Вторжение (сборник) - страница 29



– Муки, муки… – пробормотал юноша. – Ну, хорошо – инквизиции нужны пытки, чтобы предотвратить вечные мучения. Но зачем эти вечные мучения нужны Господу, который любит всех…

– Ты забываешь, Томазо, – резко перебил его Бартоломео. – Ох уж эта людская неблагодарность! Человек всегда будет вас хулить за то, что вы для него не сделали, вместо того, чтобы благодарить за сделанное. Ты забываешь, Томазо, что Господь и сам пошел на муки ради людей! («Но отнюдь не на вечные», – подумал юноша, но высказать это вслух не решился.) А представь себе, что было бы, если бы он этого не сделал! Что было бы, если бы Иисус победил!

Томазо молчал, хотя и это объяснение его не удовлетворило. Да, с человеческой точки зрения все так – лучше меньшее зло, чем большее. Но ведь Бог всемогущ! Что ему стоит обойтись без зла вообще? И разве любой родитель или воспитатель, имей он такую возможность, не предпочел бы исправить дурной нрав ребенка, нежели наказывать его за этот нрав? Тем более – наказывать вечно, то есть, не давая уже никакого шанса на исправление, просто наказывать ради наказания? «Господи Иуде, помоги мне! – взмолился Томазо. – Разреши мои сомнения! Позволь служить тебе с легким сердцем!

– Молишься? – догадался Бартоломео, заметив, как шевелятся губы юноши. – Правильно, молись. Человеческая мудрость худа и убога. Чего не может постигнуть ум, искушаемый дьяволом, постигает сердце, открытое Господу…

Они свернули направо, прошли еще немного и оказались на площади Цветов. Здесь уже толпился народ. Томазо, не вполне представлявший, куда они направляются, вздрогнул, когда взгляд его упал на помост, обложенный хворостом, и столб, устремленный в небо, словно воздетый перст.
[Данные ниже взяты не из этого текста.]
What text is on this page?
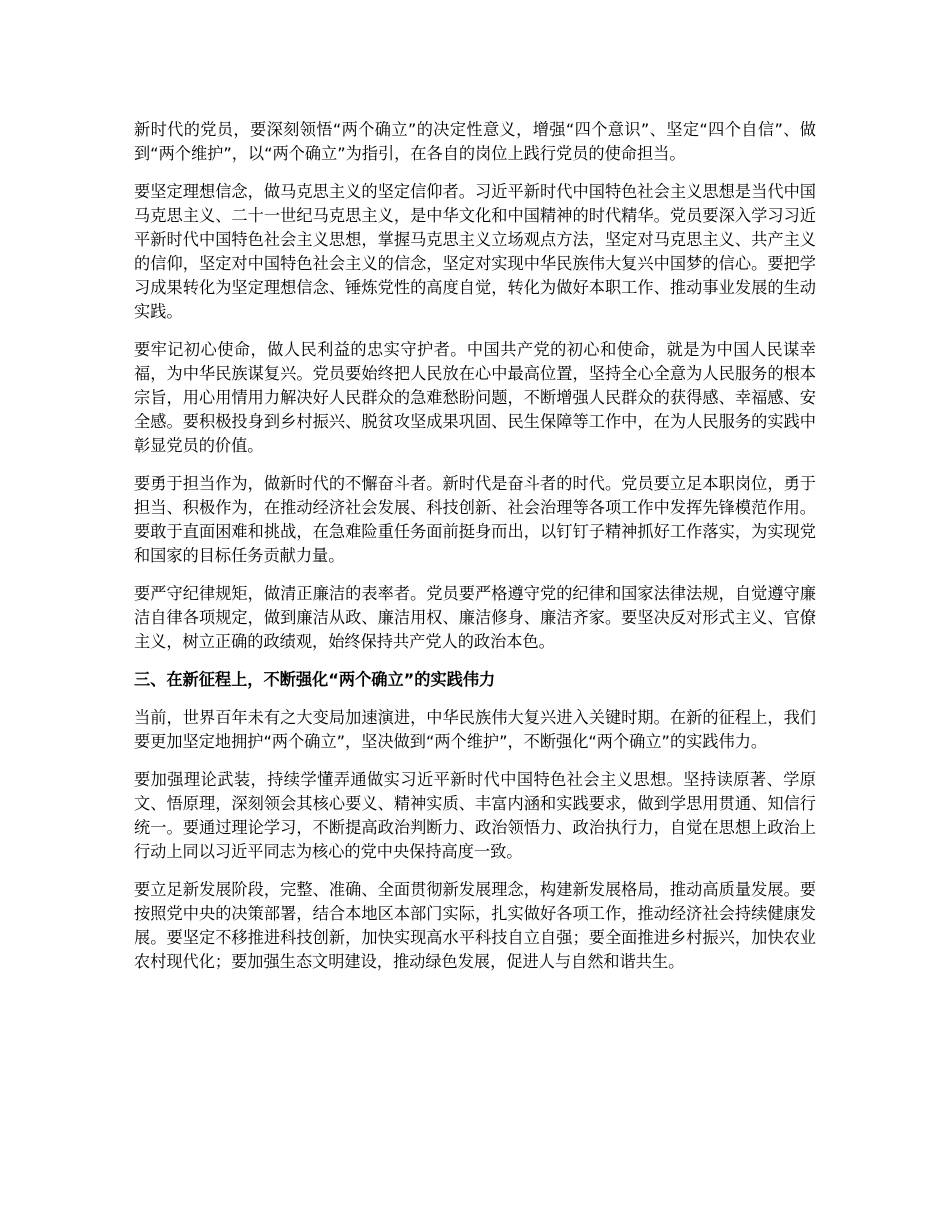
新时代的党员，要深刻领悟“两个确立”的决定性意义，增强“四个意识”、坚定“四个自信”、做到“两个维护”，以“两个确立”为指引，在各自的岗位上践行党员的使命担当。

要坚定理想信念，做马克思主义的坚定信仰者。习近平新时代中国特色社会主义思想是当代中国马克思主义、二十一世纪马克思主义，是中华文化和中国精神的时代精华。党员要深入学习习近平新时代中国特色社会主义思想，掌握马克思主义立场观点方法，坚定对马克思主义、共产主义的信仰，坚定对中国特色社会主义的信念，坚定对实现中华民族伟大复兴中国梦的信心。要把学习成果转化为坚定理想信念、锤炼党性的高度自觉，转化为做好本职工作、推动事业发展的生动实践。

要牢记初心使命，做人民利益的忠实守护者。中国共产党的初心和使命，就是为中国人民谋幸福，为中华民族谋复兴。党员要始终把人民放在心中最高位置，坚持全心全意为人民服务的根本宗旨，用心用情用力解决好人民群众的急难愁盼问题，不断增强人民群众的获得感、幸福感、安全感。要积极投身到乡村振兴、脱贫攻坚成果巩固、民生保障等工作中，在为人民服务的实践中彰显党员的价值。

要勇于担当作为，做新时代的不懈奋斗者。新时代是奋斗者的时代。党员要立足本职岗位，勇于担当、积极作为，在推动经济社会发展、科技创新、社会治理等各项工作中发挥先锋模范作用。要敢于直面困难和挑战，在急难险重任务面前挺身而出，以钉钉子精神抓好工作落实，为实现党和国家的目标任务贡献力量。

要严守纪律规矩，做清正廉洁的表率者。党员要严格遵守党的纪律和国家法律法规，自觉遵守廉洁自律各项规定，做到廉洁从政、廉洁用权、廉洁修身、廉洁齐家。要坚决反对形式主义、官僚主义，树立正确的政绩观，始终保持共产党人的政治本色。

三、在新征程上，不断强化“两个确立”的实践伟力

当前，世界百年未有之大变局加速演进，中华民族伟大复兴进入关键时期。在新的征程上，我们要更加坚定地拥护“两个确立”，坚决做到“两个维护”，不断强化“两个确立”的实践伟力。

要加强理论武装，持续学懂弄通做实习近平新时代中国特色社会主义思想。坚持读原著、学原文、悟原理，深刻领会其核心要义、精神实质、丰富内涵和实践要求，做到学思用贯通、知信行统一。要通过理论学习，不断提高政治判断力、政治领悟力、政治执行力，自觉在思想上政治上行动上同以习近平同志为核心的党中央保持高度一致。

要立足新发展阶段，完整、准确、全面贯彻新发展理念，构建新发展格局，推动高质量发展。要按照党中央的决策部署，结合本地区本部门实际，扎实做好各项工作，推动经济社会持续健康发展。要坚定不移推进科技创新，加快实现高水平科技自立自强；要全面推进乡村振兴，加快农业农村现代化；要加强生态文明建设，推动绿色发展，促进人与自然和谐共生。
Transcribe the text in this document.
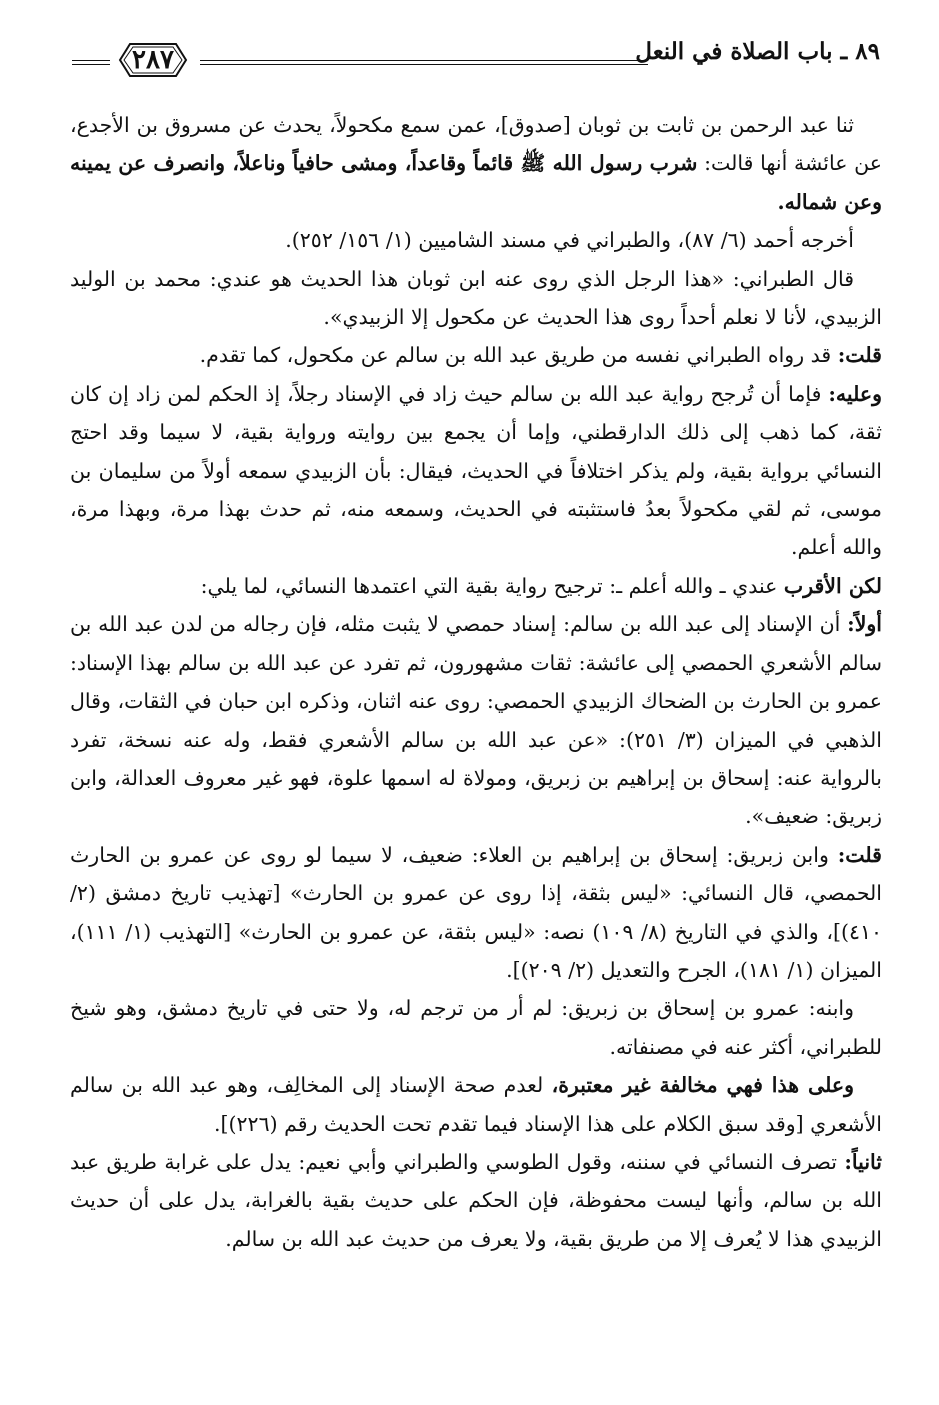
٨٩ ـ باب الصلاة في النعل
٢٨٧

ثنا عبد الرحمن بن ثابت بن ثوبان [صدوق]، عمن سمع مكحولاً، يحدث عن مسروق بن الأجدع، عن عائشة أنها قالت: شرب رسول الله ﷺ قائماً وقاعداً، ومشى حافياً وناعلاً، وانصرف عن يمينه وعن شماله.

أخرجه أحمد (٦/ ٨٧)، والطبراني في مسند الشاميين (١/ ١٥٦/ ٢٥٢).

قال الطبراني: «هذا الرجل الذي روى عنه ابن ثوبان هذا الحديث هو عندي: محمد بن الوليد الزبيدي، لأنا لا نعلم أحداً روى هذا الحديث عن مكحول إلا الزبيدي».

قلت: قد رواه الطبراني نفسه من طريق عبد الله بن سالم عن مكحول، كما تقدم.

وعليه: فإما أن تُرجح رواية عبد الله بن سالم حيث زاد في الإسناد رجلاً، إذ الحكم لمن زاد إن كان ثقة، كما ذهب إلى ذلك الدارقطني، وإما أن يجمع بين روايته ورواية بقية، لا سيما وقد احتج النسائي برواية بقية، ولم يذكر اختلافاً في الحديث، فيقال: بأن الزبيدي سمعه أولاً من سليمان بن موسى، ثم لقي مكحولاً بعدُ فاستثبته في الحديث، وسمعه منه، ثم حدث بهذا مرة، وبهذا مرة، والله أعلم.

لكن الأقرب عندي ـ والله أعلم ـ: ترجيح رواية بقية التي اعتمدها النسائي، لما يلي:

أولاً: أن الإسناد إلى عبد الله بن سالم: إسناد حمصي لا يثبت مثله، فإن رجاله من لدن عبد الله بن سالم الأشعري الحمصي إلى عائشة: ثقات مشهورون، ثم تفرد عن عبد الله بن سالم بهذا الإسناد: عمرو بن الحارث بن الضحاك الزبيدي الحمصي: روى عنه اثنان، وذكره ابن حبان في الثقات، وقال الذهبي في الميزان (٣/ ٢٥١): «عن عبد الله بن سالم الأشعري فقط، وله عنه نسخة، تفرد بالرواية عنه: إسحاق بن إبراهيم بن زبريق، ومولاة له اسمها علوة، فهو غير معروف العدالة، وابن زبريق: ضعيف».

قلت: وابن زبريق: إسحاق بن إبراهيم بن العلاء: ضعيف، لا سيما لو روى عن عمرو بن الحارث الحمصي، قال النسائي: «ليس بثقة، إذا روى عن عمرو بن الحارث» [تهذيب تاريخ دمشق (٢/ ٤١٠)]، والذي في التاريخ (٨/ ١٠٩) نصه: «ليس بثقة، عن عمرو بن الحارث» [التهذيب (١/ ١١١)، الميزان (١/ ١٨١)، الجرح والتعديل (٢/ ٢٠٩)].

وابنه: عمرو بن إسحاق بن زبريق: لم أر من ترجم له، ولا حتى في تاريخ دمشق، وهو شيخ للطبراني، أكثر عنه في مصنفاته.

وعلى هذا فهي مخالفة غير معتبرة، لعدم صحة الإسناد إلى المخالِف، وهو عبد الله بن سالم الأشعري [وقد سبق الكلام على هذا الإسناد فيما تقدم تحت الحديث رقم (٢٢٦)].

ثانياً: تصرف النسائي في سننه، وقول الطوسي والطبراني وأبي نعيم: يدل على غرابة طريق عبد الله بن سالم، وأنها ليست محفوظة، فإن الحكم على حديث بقية بالغرابة، يدل على أن حديث الزبيدي هذا لا يُعرف إلا من طريق بقية، ولا يعرف من حديث عبد الله بن سالم.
С одной стороны площади сколочена была трибуна; там чернели рясы монахов и пестрели яркие шелка гражданских чиновников. Слева и справа от трибуны блистали алебарды и шлемы гвардейцев.
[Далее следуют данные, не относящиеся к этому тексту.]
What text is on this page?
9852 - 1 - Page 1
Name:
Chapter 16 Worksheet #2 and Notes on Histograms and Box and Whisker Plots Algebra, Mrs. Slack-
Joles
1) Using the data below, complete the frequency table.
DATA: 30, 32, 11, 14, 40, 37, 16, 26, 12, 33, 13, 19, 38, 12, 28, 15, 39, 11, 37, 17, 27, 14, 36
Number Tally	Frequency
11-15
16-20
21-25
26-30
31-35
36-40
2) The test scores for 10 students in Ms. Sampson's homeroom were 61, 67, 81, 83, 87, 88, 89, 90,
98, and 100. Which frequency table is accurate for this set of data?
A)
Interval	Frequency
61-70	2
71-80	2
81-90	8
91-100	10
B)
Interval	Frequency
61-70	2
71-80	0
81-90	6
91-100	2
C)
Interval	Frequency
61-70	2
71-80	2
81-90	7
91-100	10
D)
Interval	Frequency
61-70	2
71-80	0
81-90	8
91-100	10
– Ну ладно, – засуетился вдруг Бартоломео, – отсюда посмотришь, на трибуну тебе, в общем, не положено…

Томазо остался в задних рядах толпы. Он мог бы протолкаться вперед, но у него не было такого желания. Слева от него две женщины оживленно обсуждали новую французскую моду.

Справа канючил какой-то мальчишка: «Па-ап, ну возьми меня на плечи, мне не видно…» – «Да погоди ты, нет еще ничего», – раздраженно отвечал ему отец.

Наконец привели осужденного в размалеванном позорном балахоне и колпаке. Толпа зашумела, подалась вперед; многие поднимались на цыпочки. Томазо тоже продвинулся поближе к помосту, желая разглядеть лицо этого человека. Оно было бледным, но спокойным. Взгляд его был устремлен куда-то вдаль; казалось, он не замечал ни толпы, ни палача, привязывавшего его цепью к столбу. Томазо вдруг с ужасом понял, что этот нераскаявшийся грешник, еретик, точь-в-точь напоминает ему святых великомучеников, как их изображают на картинах.

Горнист протрубил сигнал. Лица обратились к трибуне. Только осужденный по-прежнему смотрел куда-то в бесконечность, где, должно быть, открывалось нечто, внятное ему одному.

Один из монахов на трибуне поднялся в полный рост и развернул манускрипт. Томазо с удивлением понял, что это дядя Бартоломео.

– В лето Господне 1600-е, месяца февраля 7-го дня, трибунал Святой Инквизиции города Ромы, рассмотрев дело Джордано Бруно, обвиняемого в ереси…

Монах в этот миг даже казался выше и стройнее. И никакого намека на добродушие не было в его голосе. Вот он во всей красе – воин Иудов, вышедший на бой с самим дьяволом! Но чем больше Томазо слушал, тем больше переставал понимать происходящее. Приговор был составлен на редкость смутно и путано. Невозможно было вообще уяснить, в чем конкретно обвиняют этого Бруно и почему они считают, что за это его надо убить.